Ms. Rose’s fascinating treatment of the narrative around William and its gradual dispersal throughout England and France is followed by examinations of four similar blood libels in the ensuing decades. One of those, in the French town of Blois in 1170, when the body of a child was dragged out of a river, is deemed by Ms. Rose as a “watershed” moment in the development of the libel. Eager to assert his independence from the king, a local count named Thibaut blamed the drowning on local Jews who until then were able to rely on royal protection. Thirty members of the Blois community were burned to death.
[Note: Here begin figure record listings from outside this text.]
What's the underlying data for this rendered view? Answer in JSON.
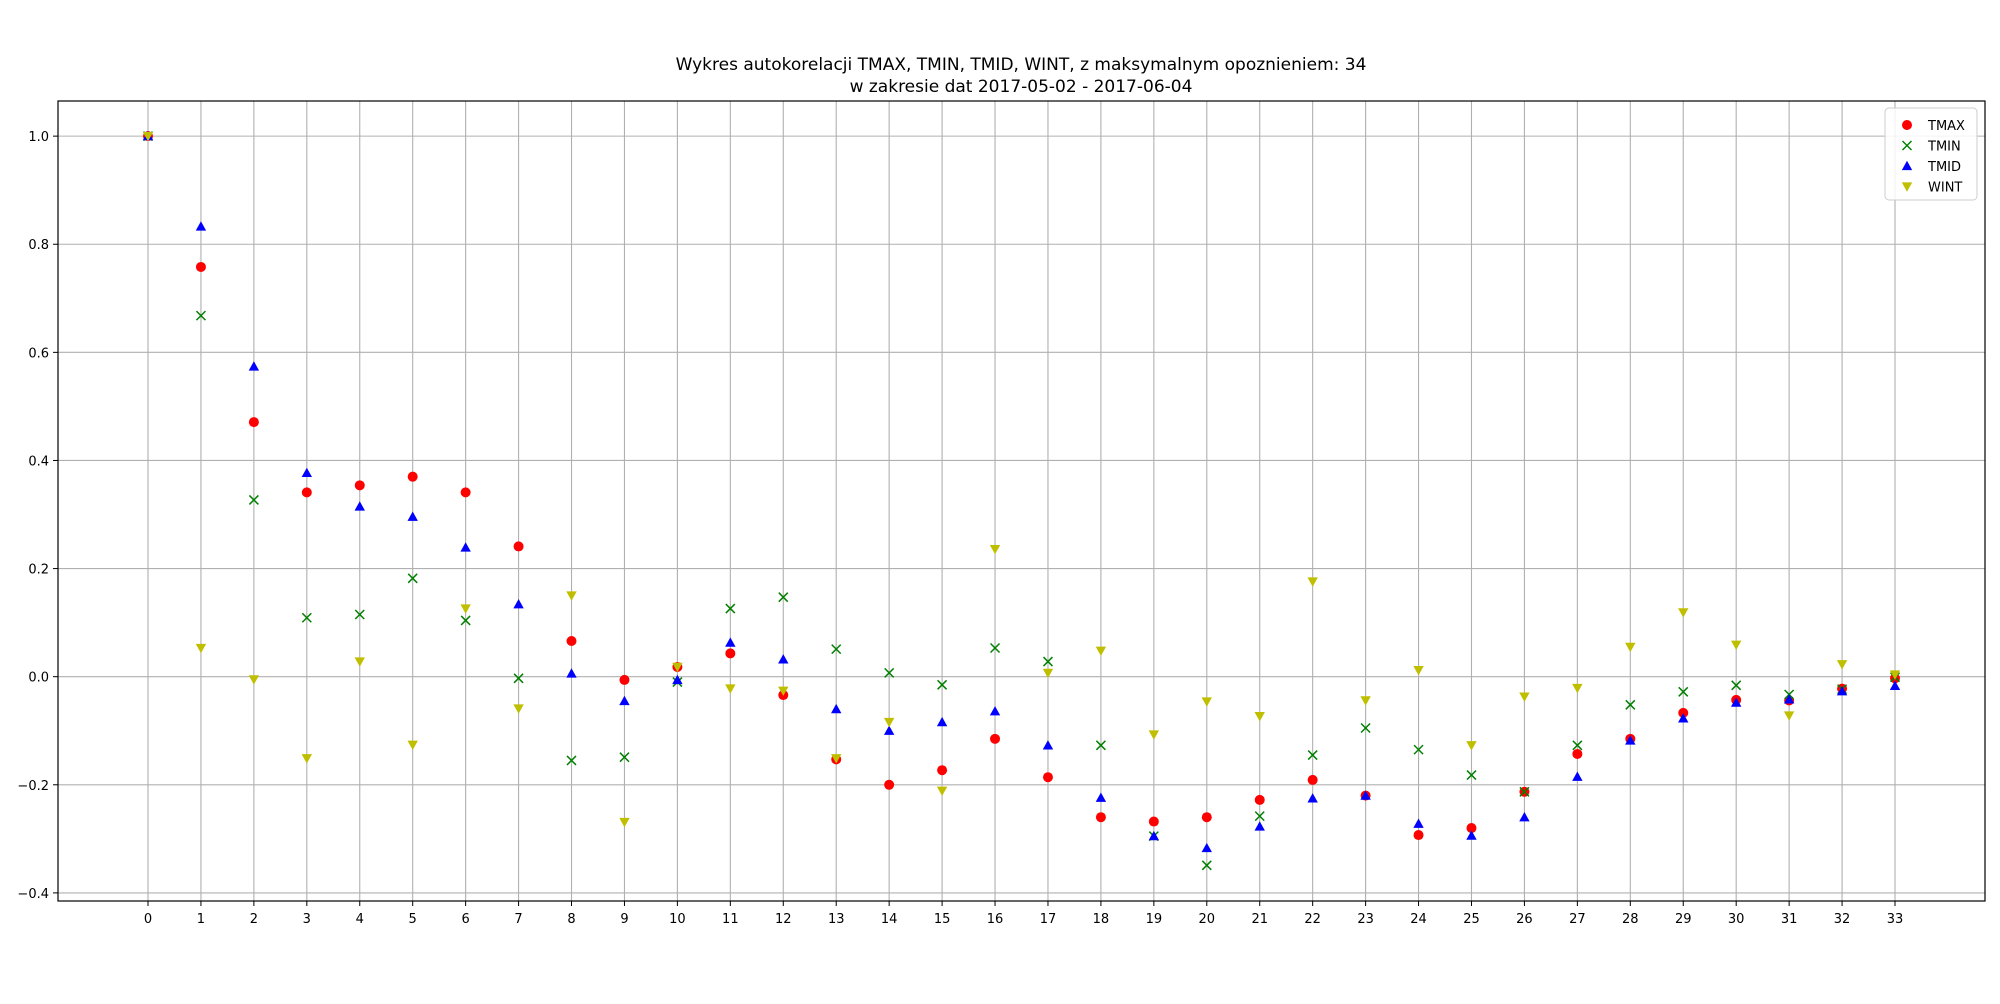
{
  "chart_data": {
    "type": "scatter",
    "title": "Wykres autokorelacji TMAX, TMIN, TMID, WINT, z maksymalnym opoznieniem: 34",
    "subtitle": "w zakresie dat 2017-05-02 - 2017-06-04",
    "xlabel": "",
    "ylabel": "",
    "x": [
      0,
      1,
      2,
      3,
      4,
      5,
      6,
      7,
      8,
      9,
      10,
      11,
      12,
      13,
      14,
      15,
      16,
      17,
      18,
      19,
      20,
      21,
      22,
      23,
      24,
      25,
      26,
      27,
      28,
      29,
      30,
      31,
      32,
      33
    ],
    "xlim": [
      -1.7,
      34.7
    ],
    "ylim": [
      -0.415,
      1.065
    ],
    "yticks": [
      -0.4,
      -0.2,
      0.0,
      0.2,
      0.4,
      0.6,
      0.8,
      1.0
    ],
    "ytick_labels": [
      "−0.4",
      "−0.2",
      "0.0",
      "0.2",
      "0.4",
      "0.6",
      "0.8",
      "1.0"
    ],
    "grid": true,
    "legend_position": "top-right",
    "series": [
      {
        "name": "TMAX",
        "marker": "circle",
        "color": "#ff0000",
        "values": [
          1.0,
          0.758,
          0.471,
          0.341,
          0.354,
          0.37,
          0.341,
          0.241,
          0.066,
          -0.006,
          0.018,
          0.043,
          -0.034,
          -0.153,
          -0.2,
          -0.173,
          -0.115,
          -0.186,
          -0.26,
          -0.268,
          -0.26,
          -0.228,
          -0.191,
          -0.22,
          -0.293,
          -0.28,
          -0.213,
          -0.143,
          -0.115,
          -0.067,
          -0.043,
          -0.044,
          -0.022,
          -0.003
        ]
      },
      {
        "name": "TMIN",
        "marker": "x",
        "color": "#008000",
        "values": [
          1.0,
          0.668,
          0.327,
          0.109,
          0.115,
          0.182,
          0.104,
          -0.003,
          -0.155,
          -0.149,
          -0.01,
          0.126,
          0.147,
          0.051,
          0.007,
          -0.015,
          0.053,
          0.028,
          -0.127,
          -0.295,
          -0.349,
          -0.258,
          -0.145,
          -0.095,
          -0.135,
          -0.182,
          -0.213,
          -0.127,
          -0.052,
          -0.028,
          -0.016,
          -0.033,
          -0.023,
          -0.001
        ]
      },
      {
        "name": "TMID",
        "marker": "triangle-up",
        "color": "#0000ff",
        "values": [
          1.0,
          0.833,
          0.574,
          0.377,
          0.315,
          0.296,
          0.239,
          0.134,
          0.006,
          -0.045,
          -0.006,
          0.063,
          0.032,
          -0.06,
          -0.1,
          -0.084,
          -0.064,
          -0.127,
          -0.224,
          -0.295,
          -0.317,
          -0.277,
          -0.225,
          -0.22,
          -0.272,
          -0.294,
          -0.26,
          -0.185,
          -0.118,
          -0.077,
          -0.048,
          -0.042,
          -0.027,
          -0.017
        ]
      },
      {
        "name": "WINT",
        "marker": "triangle-down",
        "color": "#bfbf00",
        "values": [
          1.0,
          0.053,
          -0.005,
          -0.151,
          0.028,
          -0.126,
          0.126,
          -0.059,
          0.15,
          -0.269,
          0.018,
          -0.022,
          -0.026,
          -0.151,
          -0.084,
          -0.211,
          0.236,
          0.007,
          0.048,
          -0.107,
          -0.046,
          -0.073,
          0.176,
          -0.044,
          0.012,
          -0.127,
          -0.037,
          -0.021,
          0.055,
          0.119,
          0.059,
          -0.072,
          0.023,
          0.004
        ]
      }
    ]
  }
}
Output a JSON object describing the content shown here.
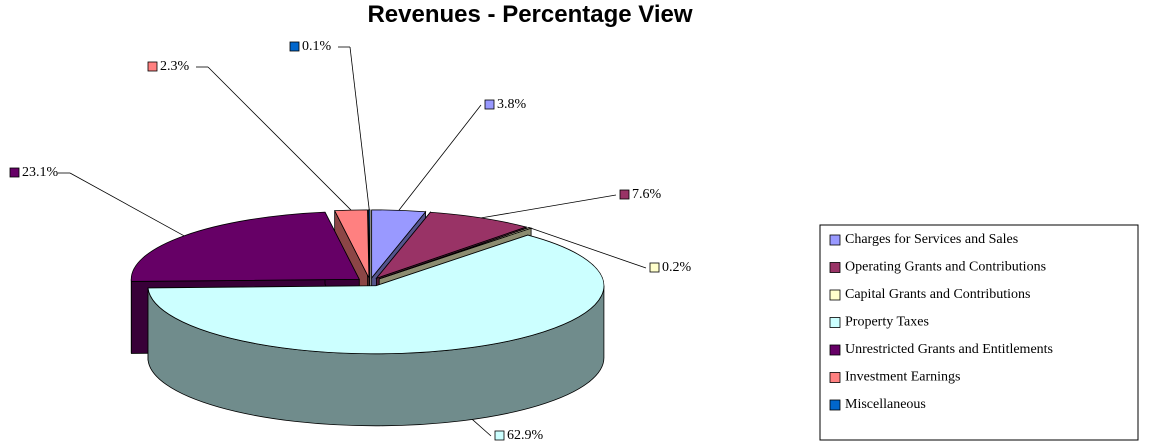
{
  "chart_data": {
    "type": "pie3d",
    "title": "Revenues - Percentage View",
    "categories": [
      "Charges for Services and Sales",
      "Operating Grants and Contributions",
      "Capital Grants and Contributions",
      "Property Taxes",
      "Unrestricted Grants and Entitlements",
      "Investment Earnings",
      "Miscellaneous"
    ],
    "values": [
      3.8,
      7.6,
      0.2,
      62.9,
      23.1,
      2.3,
      0.1
    ],
    "value_labels": [
      "3.8%",
      "7.6%",
      "0.2%",
      "62.9%",
      "23.1%",
      "2.3%",
      "0.1%"
    ],
    "colors": [
      "#9999ff",
      "#993366",
      "#ffffcc",
      "#ccffff",
      "#660066",
      "#ff8080",
      "#0066cc"
    ],
    "legend": "right"
  }
}
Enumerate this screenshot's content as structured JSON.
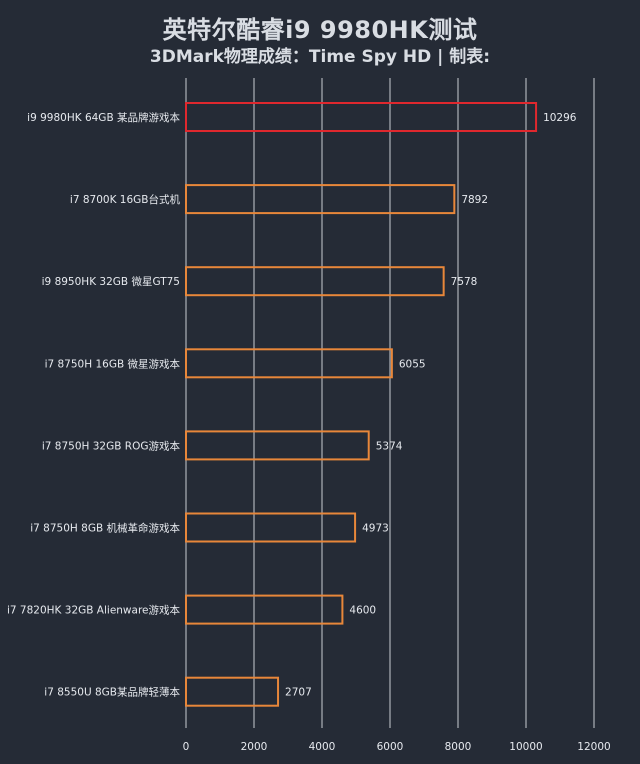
{
  "title": "英特尔酷睿i9 9980HK测试",
  "subtitle": "3DMark物理成绩：Time Spy HD | 制表:",
  "colors": {
    "background": "#252b36",
    "grid": "#c9ccd2",
    "bar_default": "#e8873a",
    "bar_highlight": "#e0282e",
    "text": "#e6e9ee",
    "highlight_text": "#e0282e"
  },
  "chart_data": {
    "type": "bar",
    "orientation": "horizontal",
    "title": "英特尔酷睿i9 9980HK测试",
    "subtitle": "3DMark物理成绩：Time Spy HD | 制表:",
    "categories": [
      "i9 9980HK 64GB 某品牌游戏本",
      "i7 8700K 16GB台式机",
      "i9 8950HK 32GB 微星GT75",
      "i7 8750H 16GB 微星游戏本",
      "i7 8750H 32GB ROG游戏本",
      "i7 8750H 8GB 机械革命游戏本",
      "i7 7820HK 32GB Alienware游戏本",
      "i7 8550U 8GB某品牌轻薄本"
    ],
    "values": [
      10296,
      7892,
      7578,
      6055,
      5374,
      4973,
      4600,
      2707
    ],
    "highlight_index": 0,
    "xlim": [
      0,
      12000
    ],
    "xticks": [
      0,
      2000,
      4000,
      6000,
      8000,
      10000,
      12000
    ],
    "grid": true,
    "bar_style": "outlined"
  }
}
No longer was Judaism, as the author puts it, “a licit but subordinate religion”—a doctrine primarily associated with St. Augustine, for whom the persistence of Judaism was a reminder of the greater truth of Christianity. They had been transformed into the deadly adversaries of Christendom, deserving only death and expulsion. Within a century, the Jews would be expelled from France and England.